Depending on the nature of your application, you could get quite a few files stacked up, uploaded by different users, with lots of potential name conflicts. Depending on the nature and scale of your app, as well as its security boundaries, you might consider giving each user his/her own directory, based on user ID (how you'd identify the user in the database). Each user uploads his/her files there. If there's a name collision, you can bounce back to the user (holding the GUID name in session if needed) and ask if he/she wants to overwrite, and know with confidence that the answer is safe.
- If the user declines to overwrite, you can delete your temp file.
- If the user agrees to overwrite, you can delete the original and write the new one.
- In either event, all of this is localized to the user's own directory, and thus (unless multiple users are signed on with the same ID) the behavior is safe.
In general, this will be more robust and safe than arbitrarily overwriting file name collisions.

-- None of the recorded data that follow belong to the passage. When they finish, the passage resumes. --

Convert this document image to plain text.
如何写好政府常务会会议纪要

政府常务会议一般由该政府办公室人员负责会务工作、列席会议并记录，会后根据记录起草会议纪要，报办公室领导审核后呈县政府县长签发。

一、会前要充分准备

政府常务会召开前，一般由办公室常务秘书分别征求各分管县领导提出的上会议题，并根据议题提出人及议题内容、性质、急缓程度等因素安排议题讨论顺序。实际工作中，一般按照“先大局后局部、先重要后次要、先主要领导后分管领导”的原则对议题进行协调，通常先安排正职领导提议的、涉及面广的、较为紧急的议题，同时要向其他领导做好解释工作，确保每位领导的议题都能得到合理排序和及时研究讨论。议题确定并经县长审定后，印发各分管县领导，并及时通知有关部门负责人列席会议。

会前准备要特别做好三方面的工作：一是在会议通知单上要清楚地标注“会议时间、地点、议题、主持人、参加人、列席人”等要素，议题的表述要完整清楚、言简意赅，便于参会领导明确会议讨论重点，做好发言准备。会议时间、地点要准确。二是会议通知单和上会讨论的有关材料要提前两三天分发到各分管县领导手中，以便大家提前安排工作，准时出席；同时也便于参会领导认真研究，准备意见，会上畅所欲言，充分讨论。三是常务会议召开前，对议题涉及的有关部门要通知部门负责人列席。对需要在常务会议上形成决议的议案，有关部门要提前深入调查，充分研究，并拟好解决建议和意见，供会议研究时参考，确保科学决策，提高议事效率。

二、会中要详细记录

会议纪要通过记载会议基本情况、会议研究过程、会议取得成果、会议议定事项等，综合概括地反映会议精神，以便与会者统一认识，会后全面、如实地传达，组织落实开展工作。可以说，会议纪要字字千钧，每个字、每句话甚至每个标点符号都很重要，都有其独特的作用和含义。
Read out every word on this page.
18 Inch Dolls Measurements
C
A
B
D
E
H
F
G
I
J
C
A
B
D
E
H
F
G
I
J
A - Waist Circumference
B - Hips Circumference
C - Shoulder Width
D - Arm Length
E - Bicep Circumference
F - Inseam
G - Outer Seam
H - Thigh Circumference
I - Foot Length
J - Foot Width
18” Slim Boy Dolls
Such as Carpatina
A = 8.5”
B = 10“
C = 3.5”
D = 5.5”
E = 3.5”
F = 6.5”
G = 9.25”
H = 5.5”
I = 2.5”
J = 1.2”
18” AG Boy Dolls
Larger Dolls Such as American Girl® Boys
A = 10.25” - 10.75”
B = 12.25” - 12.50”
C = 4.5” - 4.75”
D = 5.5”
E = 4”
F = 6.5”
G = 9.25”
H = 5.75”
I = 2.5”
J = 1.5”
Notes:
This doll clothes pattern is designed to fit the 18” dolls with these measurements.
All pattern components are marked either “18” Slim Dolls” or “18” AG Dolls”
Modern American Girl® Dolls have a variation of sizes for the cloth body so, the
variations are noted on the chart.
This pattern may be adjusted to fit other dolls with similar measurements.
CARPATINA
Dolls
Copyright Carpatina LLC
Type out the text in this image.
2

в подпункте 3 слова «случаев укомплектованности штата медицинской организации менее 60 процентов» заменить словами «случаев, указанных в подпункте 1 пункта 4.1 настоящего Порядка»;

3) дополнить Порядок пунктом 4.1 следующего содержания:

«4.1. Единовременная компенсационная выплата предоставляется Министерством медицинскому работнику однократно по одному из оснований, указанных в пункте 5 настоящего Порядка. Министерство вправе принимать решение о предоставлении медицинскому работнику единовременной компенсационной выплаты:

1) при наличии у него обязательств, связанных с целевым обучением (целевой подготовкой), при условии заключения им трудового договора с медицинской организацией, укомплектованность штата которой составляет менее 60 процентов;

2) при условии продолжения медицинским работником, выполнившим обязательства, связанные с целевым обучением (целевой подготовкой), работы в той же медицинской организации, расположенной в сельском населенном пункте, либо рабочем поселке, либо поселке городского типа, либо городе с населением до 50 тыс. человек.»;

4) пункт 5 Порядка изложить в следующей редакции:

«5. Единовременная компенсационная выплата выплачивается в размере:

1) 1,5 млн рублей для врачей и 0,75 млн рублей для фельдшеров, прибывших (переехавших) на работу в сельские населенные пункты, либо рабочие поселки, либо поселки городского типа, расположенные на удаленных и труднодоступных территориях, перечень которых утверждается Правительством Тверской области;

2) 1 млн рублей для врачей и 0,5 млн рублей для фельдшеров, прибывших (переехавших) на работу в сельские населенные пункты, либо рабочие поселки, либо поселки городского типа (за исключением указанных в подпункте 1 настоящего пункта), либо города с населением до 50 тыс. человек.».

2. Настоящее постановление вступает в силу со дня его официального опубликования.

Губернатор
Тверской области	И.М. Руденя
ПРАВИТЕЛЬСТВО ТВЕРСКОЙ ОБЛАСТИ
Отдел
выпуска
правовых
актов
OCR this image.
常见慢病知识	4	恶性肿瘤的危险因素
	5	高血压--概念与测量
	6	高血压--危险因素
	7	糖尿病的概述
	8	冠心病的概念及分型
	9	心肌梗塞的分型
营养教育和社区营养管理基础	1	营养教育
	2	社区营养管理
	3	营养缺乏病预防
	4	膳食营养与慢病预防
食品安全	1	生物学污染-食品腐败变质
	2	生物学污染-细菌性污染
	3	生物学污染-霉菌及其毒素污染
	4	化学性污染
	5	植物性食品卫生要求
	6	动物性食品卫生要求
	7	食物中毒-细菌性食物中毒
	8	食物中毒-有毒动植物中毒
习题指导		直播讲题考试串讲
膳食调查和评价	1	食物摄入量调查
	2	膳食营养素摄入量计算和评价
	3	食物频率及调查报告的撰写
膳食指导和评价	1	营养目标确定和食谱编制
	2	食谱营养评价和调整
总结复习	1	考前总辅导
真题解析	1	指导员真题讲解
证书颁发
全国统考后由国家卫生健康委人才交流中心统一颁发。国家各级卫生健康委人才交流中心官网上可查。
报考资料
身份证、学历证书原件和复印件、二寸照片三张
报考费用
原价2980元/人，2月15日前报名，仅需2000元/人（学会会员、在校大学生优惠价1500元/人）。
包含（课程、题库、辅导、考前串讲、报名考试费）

Again, due to race conditions and other situations beyond your control, you need to use a try
/catch
block any time you attempt to write to the file system. Why? What if the drive is out of space? What if the file you are attempting to overwrite is legitimately in use by another process? What if the file you are attempting to overwrite has NTFS permissions forbidding the web process from touching it? So on and so forth. You need to be prepared to handle these kinds of exceptions.